第3話 見守る瞳たち

庭に咲き誇る桃の花もすっかり新緑に変わった頃の昼下がり、季景仁は執務室で書類に囲まれていた。


そこへ、トントンと訪室を知らせる音がなり、続けて「芳蘭でございます。」と声が響いた。


景仁が入室を促すと、芳蘭は頭を下げたまま入室し、その机の前で膝をついた。


「陛下、お求めに応じ参上いたしました。」

芳蘭の凛とした声が室内に響く。


「うむ、面を上げよ」

景仁の落ち着いた声に、芳蘭は恭しく顔を上げた。


「それで、首尾はどうだ?」


問いかける声音には、どこか確信と、ほのかな楽しさが滲んでいた。


芳蘭は真っ直ぐ景仁の目を見つめたまま、口を開く。


「はい。陸誠様の教え方がとても丁寧で、伽耶様は楽しそうに筆が進んでおります。

どうやら息も合うらしく、毎朝陸誠様が来られるのを心待ちにしておられます」


それを聞いた景仁は、満足げに小さく頷いた。

しかし、芳蘭は少しだけ表情を曇らせ、続ける。


「ただし……いささか、距離が近いようにも感じますが……」


その言葉を聞いた景仁は、一瞬大きく目を開き――次の瞬間、豪快な笑い声を上げた。


「よいではないか!」


机に肘をつきながら、景仁はどこか遠くを見るような目をした。


「……あの子は、幼い頃に母を亡くしてからというもの、“姫”として立派に育てようと、必要以上に閉じ込めてしまった節がある。

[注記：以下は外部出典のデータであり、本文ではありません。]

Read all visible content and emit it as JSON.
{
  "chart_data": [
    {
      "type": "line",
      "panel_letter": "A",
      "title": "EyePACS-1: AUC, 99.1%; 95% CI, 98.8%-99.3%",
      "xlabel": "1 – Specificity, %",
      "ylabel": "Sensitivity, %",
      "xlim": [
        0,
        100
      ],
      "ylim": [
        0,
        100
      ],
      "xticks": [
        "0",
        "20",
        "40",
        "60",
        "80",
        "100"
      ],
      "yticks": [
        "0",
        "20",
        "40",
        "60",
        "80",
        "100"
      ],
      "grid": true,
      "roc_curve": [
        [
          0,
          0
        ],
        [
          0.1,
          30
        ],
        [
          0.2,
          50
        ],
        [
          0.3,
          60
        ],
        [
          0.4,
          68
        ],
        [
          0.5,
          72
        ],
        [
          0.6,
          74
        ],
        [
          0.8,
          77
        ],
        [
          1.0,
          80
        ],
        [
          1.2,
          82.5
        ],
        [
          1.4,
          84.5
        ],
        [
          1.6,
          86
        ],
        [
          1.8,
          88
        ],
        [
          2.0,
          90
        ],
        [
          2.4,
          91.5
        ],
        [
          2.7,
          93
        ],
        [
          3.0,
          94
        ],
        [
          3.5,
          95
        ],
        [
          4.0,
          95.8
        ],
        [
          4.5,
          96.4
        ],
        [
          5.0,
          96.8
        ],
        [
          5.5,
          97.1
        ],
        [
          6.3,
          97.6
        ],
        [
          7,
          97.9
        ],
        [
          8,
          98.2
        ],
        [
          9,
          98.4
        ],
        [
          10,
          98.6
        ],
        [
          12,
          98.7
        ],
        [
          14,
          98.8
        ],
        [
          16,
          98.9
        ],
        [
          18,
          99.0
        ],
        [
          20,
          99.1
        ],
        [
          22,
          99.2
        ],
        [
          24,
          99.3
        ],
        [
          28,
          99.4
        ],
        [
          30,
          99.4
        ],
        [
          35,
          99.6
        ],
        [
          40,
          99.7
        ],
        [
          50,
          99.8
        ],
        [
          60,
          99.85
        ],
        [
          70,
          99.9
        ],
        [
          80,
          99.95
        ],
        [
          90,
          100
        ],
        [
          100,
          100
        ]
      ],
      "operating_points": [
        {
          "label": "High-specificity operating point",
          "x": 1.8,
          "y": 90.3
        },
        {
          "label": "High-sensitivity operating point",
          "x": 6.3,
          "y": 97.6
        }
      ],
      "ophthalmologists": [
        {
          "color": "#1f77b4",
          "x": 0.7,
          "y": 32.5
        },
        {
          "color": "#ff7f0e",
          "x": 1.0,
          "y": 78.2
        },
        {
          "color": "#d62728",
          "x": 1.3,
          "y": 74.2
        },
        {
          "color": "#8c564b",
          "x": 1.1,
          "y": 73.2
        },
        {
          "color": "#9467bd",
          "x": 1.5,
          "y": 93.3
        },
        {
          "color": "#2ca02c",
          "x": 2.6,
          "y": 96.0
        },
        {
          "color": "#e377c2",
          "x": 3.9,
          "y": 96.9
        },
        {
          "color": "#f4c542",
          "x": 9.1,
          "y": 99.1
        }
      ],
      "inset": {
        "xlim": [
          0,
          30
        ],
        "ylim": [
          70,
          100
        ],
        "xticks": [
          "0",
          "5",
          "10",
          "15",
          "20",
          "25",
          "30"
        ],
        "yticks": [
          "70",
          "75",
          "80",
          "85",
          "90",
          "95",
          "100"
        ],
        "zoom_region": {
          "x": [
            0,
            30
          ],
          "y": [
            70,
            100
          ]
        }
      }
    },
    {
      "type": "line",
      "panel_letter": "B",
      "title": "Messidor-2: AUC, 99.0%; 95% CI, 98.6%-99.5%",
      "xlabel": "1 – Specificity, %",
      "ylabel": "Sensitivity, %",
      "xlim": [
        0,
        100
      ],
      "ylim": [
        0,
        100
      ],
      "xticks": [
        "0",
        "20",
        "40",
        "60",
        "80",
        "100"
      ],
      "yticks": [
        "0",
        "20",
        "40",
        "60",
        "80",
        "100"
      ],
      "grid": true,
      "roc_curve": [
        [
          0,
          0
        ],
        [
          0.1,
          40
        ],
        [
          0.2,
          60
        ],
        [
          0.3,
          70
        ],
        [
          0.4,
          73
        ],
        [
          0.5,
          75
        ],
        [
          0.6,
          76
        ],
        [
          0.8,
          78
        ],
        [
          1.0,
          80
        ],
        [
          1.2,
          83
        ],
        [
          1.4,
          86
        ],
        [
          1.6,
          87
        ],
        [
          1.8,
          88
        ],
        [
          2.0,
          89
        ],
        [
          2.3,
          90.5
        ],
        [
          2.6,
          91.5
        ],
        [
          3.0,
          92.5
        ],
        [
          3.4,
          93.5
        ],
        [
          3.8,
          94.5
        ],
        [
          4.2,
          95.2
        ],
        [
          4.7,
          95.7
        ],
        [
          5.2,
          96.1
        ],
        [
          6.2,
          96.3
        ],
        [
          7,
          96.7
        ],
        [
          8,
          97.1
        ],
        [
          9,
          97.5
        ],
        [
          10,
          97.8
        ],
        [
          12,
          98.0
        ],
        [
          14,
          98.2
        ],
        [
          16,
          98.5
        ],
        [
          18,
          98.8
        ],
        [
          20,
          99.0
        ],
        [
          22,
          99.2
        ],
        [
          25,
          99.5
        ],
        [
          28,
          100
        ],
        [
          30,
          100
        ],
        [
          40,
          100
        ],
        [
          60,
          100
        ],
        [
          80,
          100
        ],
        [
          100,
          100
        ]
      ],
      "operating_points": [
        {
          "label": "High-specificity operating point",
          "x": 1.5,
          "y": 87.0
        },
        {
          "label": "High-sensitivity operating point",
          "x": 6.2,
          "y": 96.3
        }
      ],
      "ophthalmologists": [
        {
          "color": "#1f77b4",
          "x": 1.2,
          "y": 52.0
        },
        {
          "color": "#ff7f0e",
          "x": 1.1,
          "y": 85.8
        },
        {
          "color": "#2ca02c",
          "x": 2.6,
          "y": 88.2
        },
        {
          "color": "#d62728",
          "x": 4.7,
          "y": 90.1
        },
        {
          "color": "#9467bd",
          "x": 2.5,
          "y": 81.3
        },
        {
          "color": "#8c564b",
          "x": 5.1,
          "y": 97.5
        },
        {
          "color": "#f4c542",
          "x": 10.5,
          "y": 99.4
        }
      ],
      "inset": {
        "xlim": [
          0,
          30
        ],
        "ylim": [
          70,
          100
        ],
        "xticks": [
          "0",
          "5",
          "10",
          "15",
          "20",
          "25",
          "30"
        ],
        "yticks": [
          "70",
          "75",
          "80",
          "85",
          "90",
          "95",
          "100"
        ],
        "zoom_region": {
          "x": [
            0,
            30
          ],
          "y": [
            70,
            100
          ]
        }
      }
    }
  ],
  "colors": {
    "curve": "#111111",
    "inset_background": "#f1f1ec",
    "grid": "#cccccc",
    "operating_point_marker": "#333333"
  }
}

…その分、“少女”として笑う時間は、あまりに少なかった」


少しの沈黙の後、彼はゆっくりと足を組み直し、芳蘭の方へと顔を向けた。

そして――どこか“わざとらしく”いたずらっぽく笑った。


「それに――“仲の良い友人を作ってやれ”と、進言したのは他でもない。

芳蘭、おまえであろう?」


「そ、それは……!

そうではございますが……っ!」


思わず語気を上げてしまった芳蘭は、はっと我に返り、姿勢を正す。


その様子を見て、景仁はまた、愉快そうに笑った。

だが――その瞳には、深い信頼とあたたかさが宿っている。


「――見守ってやれ」

静かに、けれど確かにそう言った。


芳蘭はまだ何か言いたげに一度口を開きかけたが、

やがて、それを飲み込んで――静かに頭を下げた。


「……王の御命令どおりに」


芳蘭はそう言って頭を下げると、

背筋を伸ばし、書の山に向き直る景仁をしばし見つめ――ほんのわずかに、目を細めた。